Le Ministre Mounouna Foutsou a officiellement annoncé le lancement de la « onzaine du soixantenaire » de la fête de la jeunesse. Du 1er au 11 février 2026, le Cameroun vibrera au rythme d’activités citoyennes sous le signe de l’unité et de la prospérité.
Le décompte est lancé. Pour marquer d’une pierre blanche la 60e édition de la Fête de la Jeunesse, le gouvernement camerounais a choisi la localité de Gari-Gombo, dans le département de la Boumba et Ngoko (Région de l’Est), comme point de départ des festivités. Cette année, l’événement revêt une dimension symbolique particulière.
En parlant de « onzaine du soixantenaire », le Ministre de la Jeunesse et de l’Éducation Civique, Mounouna Foutsou, souligne l’importance de ces six décennies de célébration de la force vive de la nation. Placée sous le Très Haut Patronage du Chef de l’État, S.E.M. Paul Biya, cette édition promet un déploiement d’envergure sur l’ensemble du territoire national.
Le slogan retenu pour cette année 2026 ne laisse pas de place au doute quant aux ambitions de l’exécutif : « Jeunesse au cœur des grandes espérances, pour un Cameroun uni, stable et prospère ». Au-delà des défilés traditionnels du 11 février, les onze jours qui précèdent le grand jour (la onzaine) seront consacrés à l’engagement citoyen, à l’entrepreneuriat et au renforcement de l’intégration nationale.
L’objectif est clair : rappeler aux jeunes qu’ils sont les principaux acteurs de la transformation économique et sociale du pays.
De l’Extrême-Nord aux côtes du Sud, le Cameroun s’apprête à devenir un vaste chantier d’expression de talents.

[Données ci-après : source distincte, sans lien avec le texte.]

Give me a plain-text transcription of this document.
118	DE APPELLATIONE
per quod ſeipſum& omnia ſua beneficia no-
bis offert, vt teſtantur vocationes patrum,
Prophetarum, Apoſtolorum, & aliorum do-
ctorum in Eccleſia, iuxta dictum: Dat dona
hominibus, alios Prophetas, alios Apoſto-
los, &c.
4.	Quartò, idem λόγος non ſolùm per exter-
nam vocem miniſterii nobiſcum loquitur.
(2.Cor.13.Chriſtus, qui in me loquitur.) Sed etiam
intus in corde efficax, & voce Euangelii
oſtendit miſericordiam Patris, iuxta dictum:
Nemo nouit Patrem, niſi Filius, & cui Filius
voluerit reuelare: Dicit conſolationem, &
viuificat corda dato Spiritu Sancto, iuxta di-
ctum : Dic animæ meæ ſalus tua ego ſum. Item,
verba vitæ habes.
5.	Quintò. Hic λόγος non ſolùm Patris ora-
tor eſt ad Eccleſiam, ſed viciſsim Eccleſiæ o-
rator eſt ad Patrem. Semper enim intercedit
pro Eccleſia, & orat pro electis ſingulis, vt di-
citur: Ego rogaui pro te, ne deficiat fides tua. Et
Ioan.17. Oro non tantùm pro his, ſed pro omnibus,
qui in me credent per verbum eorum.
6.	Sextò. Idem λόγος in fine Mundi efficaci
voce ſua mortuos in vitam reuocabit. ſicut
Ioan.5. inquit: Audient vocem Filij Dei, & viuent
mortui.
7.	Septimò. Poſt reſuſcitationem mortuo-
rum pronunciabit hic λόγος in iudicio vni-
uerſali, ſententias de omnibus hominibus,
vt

À Gari-Gombo, les préparatifs s’accélèrent pour accueillir le coup d’envoi officiel. Ce choix stratégique de la Région de l’Est rappelle la volonté de décentraliser les grands moments de la vie nationale, afin que chaque jeune, même dans les zones les plus reculées, se sente partie prenante de ce « soixantenaire ».
Entre animations socio-culturelles et forums d’échanges, le rendez-vous est pris pour faire de cette fête un véritable levier de patriotisme.